Well, I had to visit Maria – this was very clear: we were “grown-ups” now. When I found out that she’d be going to a banquet, I thought to myself: “great, I’ll be there today right after dinner, I won’t find her and I’ll leave the card…” But I was too early.
I arrived at her parents’ house at about 9 o’clock, and found myself involved in all those trimmings typical of wealthy people, such as servants carrying cards atop a silver tray etc. Everyone was still eating. They showed me into a small sitting room to the left, fashioned in the style of Louis XV, but a rather shoddy one, entirely decorated in gold and opening on to the central hall. I was then told to do the favour of waiting, for they were on their way.
As I sat examining the pink engraving, all of a sudden, I sensed that there was someone else in the room, and so I turned. Maria was standing in the doorway, looking at me, smiling, dressed entirely in black. Look: I know people exaggerate when they are in love; that is much obvious. But if God’s will was ever on my side, then it was to see Maria like that, all dressed in black, a fantastically all woman. My entire body broke into an enormous sob and again I was dumbfounded.
“At least, say good evening, Juca….”
“Good evening , Maria, I’m off…,however.” I wanted to escape, I wanted to stay and I wanted her to stay too, but, yes, without touching each other.

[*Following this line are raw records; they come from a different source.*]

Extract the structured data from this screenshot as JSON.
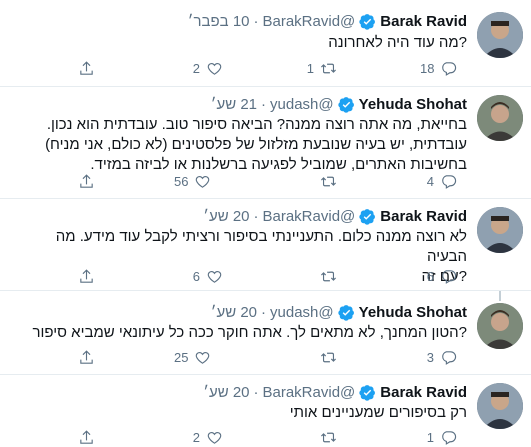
{
  "tweets": [
    {
      "name": "Barak Ravid",
      "handle": "@BarakRavid",
      "time": "10 בפבר׳",
      "lines": [
        "?מה עוד היה לאחרונה"
      ],
      "reply_count": "18",
      "retweet_count": "1",
      "like_count": "2"
    },
    {
      "name": "Yehuda Shohat",
      "handle": "@yudash",
      "time": "21 שע׳",
      "lines": [
        "בחייאת, מה אתה רוצה ממנה? הביאה סיפור טוב. עובדתית הוא נכון.",
        "עובדתית, יש בעיה שנובעת מזלזול של פלסטינים (לא כולם, אני מניח)",
        "בחשיבות האתרים, שמוביל לפגיעה ברשלנות או לביזה במזיד."
      ],
      "reply_count": "4",
      "retweet_count": "",
      "like_count": "56"
    },
    {
      "name": "Barak Ravid",
      "handle": "@BarakRavid",
      "time": "20 שע׳",
      "lines": [
        "לא רוצה ממנה כלום. התעניינתי בסיפור ורציתי לקבל עוד מידע. מה הבעיה",
        "?עם זה"
      ],
      "reply_count": "6",
      "retweet_count": "",
      "like_count": "6"
    },
    {
      "name": "Yehuda Shohat",
      "handle": "@yudash",
      "time": "20 שע׳",
      "lines": [
        "?הטון המחנך, לא מתאים לך. אתה חוקר ככה כל עיתונאי שמביא סיפור"
      ],
      "reply_count": "3",
      "retweet_count": "",
      "like_count": "25"
    },
    {
      "name": "Barak Ravid",
      "handle": "@BarakRavid",
      "time": "20 שע׳",
      "lines": [
        "רק בסיפורים שמעניינים אותי"
      ],
      "reply_count": "1",
      "retweet_count": "",
      "like_count": "2"
    }
  ],
  "icons": {
    "reply": "speech-bubble",
    "retweet": "retweet-arrows",
    "like": "heart",
    "share": "share-upload",
    "verified": "verified-badge"
  },
  "colors": {
    "verified": "#1da1f2",
    "secondary_text": "#5b7083",
    "divider": "#e6ecf0"
  }
}
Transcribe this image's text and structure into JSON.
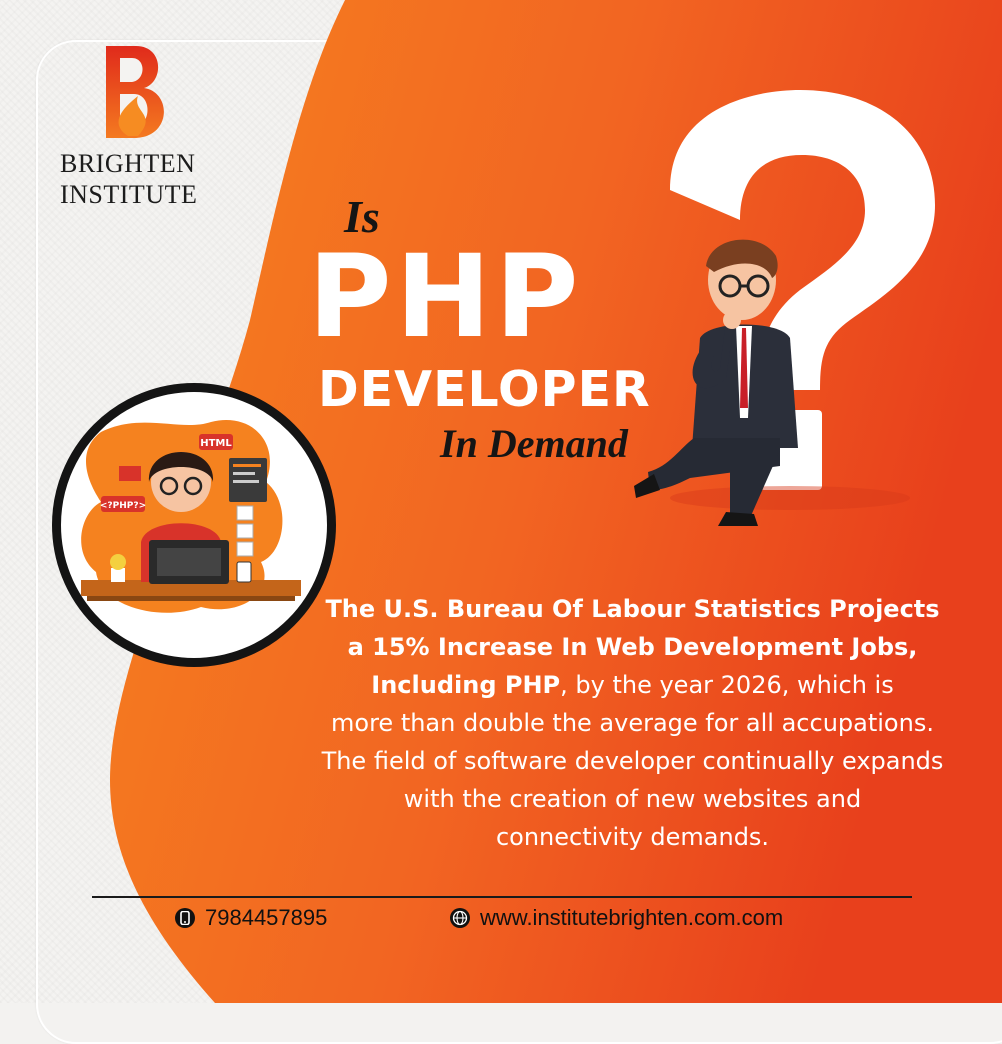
{
  "brand": {
    "name_line1": "BRIGHTEN",
    "name_line2": "INSTITUTE",
    "logo_icon": "brighten-b-flame-logo"
  },
  "headline": {
    "is": "Is",
    "php": "PHP",
    "developer": "DEVELOPER",
    "in_demand": "In Demand"
  },
  "illustration": {
    "html_tag": "HTML",
    "php_tag": "<?PHP?>"
  },
  "body": {
    "line1": "The U.S. Bureau Of Labour Statistics Projects",
    "line2": "a 15% Increase In Web Development Jobs,",
    "line3_bold": "Including PHP",
    "line3_rest": ", by the year 2026, which is",
    "line4": "more than double the average for all accupations.",
    "line5": "The field of software developer continually expands",
    "line6": "with the creation of  new websites and",
    "line7": "connectivity demands."
  },
  "contact": {
    "phone": "7984457895",
    "phone_icon": "phone-icon",
    "website": "www.institutebrighten.com.com",
    "website_icon": "globe-icon"
  },
  "colors": {
    "orange_start": "#f5821f",
    "orange_end": "#e8401c",
    "dark": "#141414"
  }
}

I know, I swear that I know that she was ready to give in to me, promising me everything, giving me everything I wanted, in that free way she let me look at her, with a faint smile, her hands together resting in her lap, all dressed in black. At one point, just for a second, I thought about ravishing her for an hour or so in a hotel room; it was a horrible image. But there was no doubt: Maria evoked within me an instinct of perfection. Eventually, I managed to stammer out an indifferent “Good night”, as the sound of huddled voices from the arriving guests streamed in from the hall.
It was this one, the first of four eternal loves that have turned my life into a severe inner compression. I am a false loner. Four loves accompany me, care for me, come and talk to me. I never saw Maria again. Eventually divorced, she stayed somewhere in Europe and now they say she is living with an Austrian interested in international fairs – an ordinary adventurer. But within me, Maria… well, I guess I’ll end up speaking in clichés.